Mereka yang menjadi martir reformasi adalah Elang Mulia Lesmana, Heri Hertanto, Hafidin Royan, dan Hendrawan Sie.

Suasana mencekam di Indonesia. Sementara Presiden Soeharto pergi menghadiri KTT G-15 Kairo di Mesir sejak 9 Mei 1998.

Pakar hukum tata negara Yusril Ihza Mahendra menyebut kunjungan itu menjadi yang terakhir bagi Soeharto sebagai Presiden RI. Saat itu, Yusril adalah staf Sekretariat Negara sekaligus penulis pidato untuk Soeharto.

Kerusuhan Mei dan kekerasan etnis

Kerusuhan meletus di Jakarta dan daerah-daerah lain, 13 Mei 1998. Massa di Jakarta merangsek pertokoan, kantor, bank, melakukan penjarahan dan pembakaran. Diperkirakan sekitar 500 orang meninggal dunia akibat kebakaran yang terjadi selama kerusuhan terjadi.

Jakarta berubah menjadi kota yang penuh kekacauan. Asap hitam membubung dari toko-toko yang dijarah dan dibakar.
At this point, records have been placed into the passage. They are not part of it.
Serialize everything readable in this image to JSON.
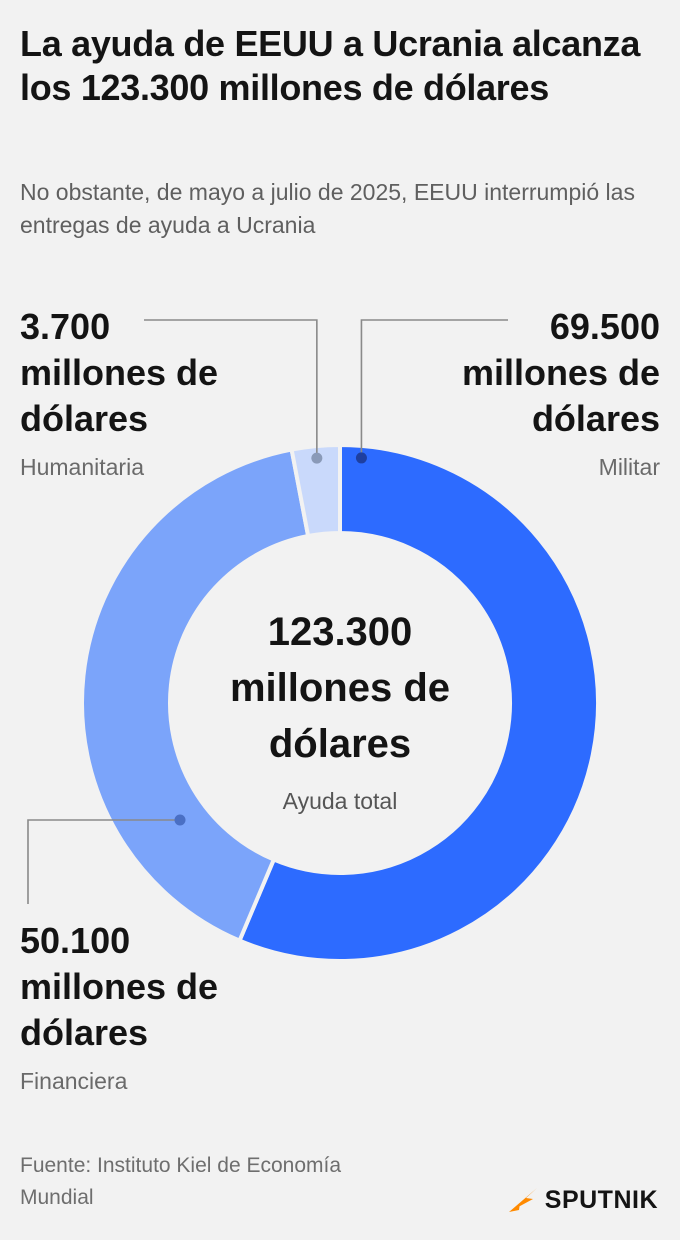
{
  "header": {
    "title": "La ayuda de EEUU a Ucrania alcanza los 123.300 millones de dólares",
    "subtitle": "No obstante, de mayo a julio de 2025, EEUU interrumpió las entregas de ayuda a Ucrania"
  },
  "callouts": {
    "humanitaria": {
      "value": "3.700 millones de dólares",
      "label": "Humanitaria"
    },
    "militar": {
      "value": "69.500 millones de dólares",
      "label": "Militar"
    },
    "financiera": {
      "value": "50.100 millones de dólares",
      "label": "Financiera"
    }
  },
  "center": {
    "value": "123.300 millones de dólares",
    "label": "Ayuda total"
  },
  "footer": {
    "source": "Fuente: Instituto Kiel de Economía Mundial",
    "brand": "SPUTNIK"
  },
  "colors": {
    "militar": "#2d6bff",
    "financiera": "#7ba4fa",
    "humanitaria": "#c9d9fb",
    "background": "#f2f2f2",
    "leader": "#8a8a8a",
    "brand_accent": "#ff8a00"
  },
  "chart_data": {
    "type": "pie",
    "donut": true,
    "unit": "millones de dólares",
    "categories": [
      "Militar",
      "Financiera",
      "Humanitaria"
    ],
    "values": [
      69500,
      50100,
      3700
    ],
    "total": 123300
  }
}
Kerusuhan menyapu 13 pasar, 40 pusat perbelanjaan, ribuan toko, serta tempat ibadah. Tak kurang dari 65 kantor bank dihancurkan, ribuan kendaraan dibakar, dan korban jiwa berjatuhan.

Sentimen etnis menyeruak. Warga etnis Tionghoa jadi sasaran amuk massa. Tak sedikit dianiaya hingga tewas, bahkan jadi korban kekerasan seksual.

Yusril menjelaskan pihaknya sempat memberikan pengarahan kepada aparat militer TNI (saat itu ABRI) agar menghindari jatuhnya korban jiwa.

"Ketika itu kami briefing TNI bahwa harus hati-hati betul, jangan sampai ada korban. Sebab kalau ada korban seperti tertembaknya Arif Rahman Hakim tahun 1966 di depan Istana, bisa memicu kerusuhan luas. Penembakan Arif Rahman saat itu punya andil dalam rangkaian peristiwa yang membuat Sukarno mundur," ujar Yusril kepada CNN Indonesia, Rabu malam (20/5/2015).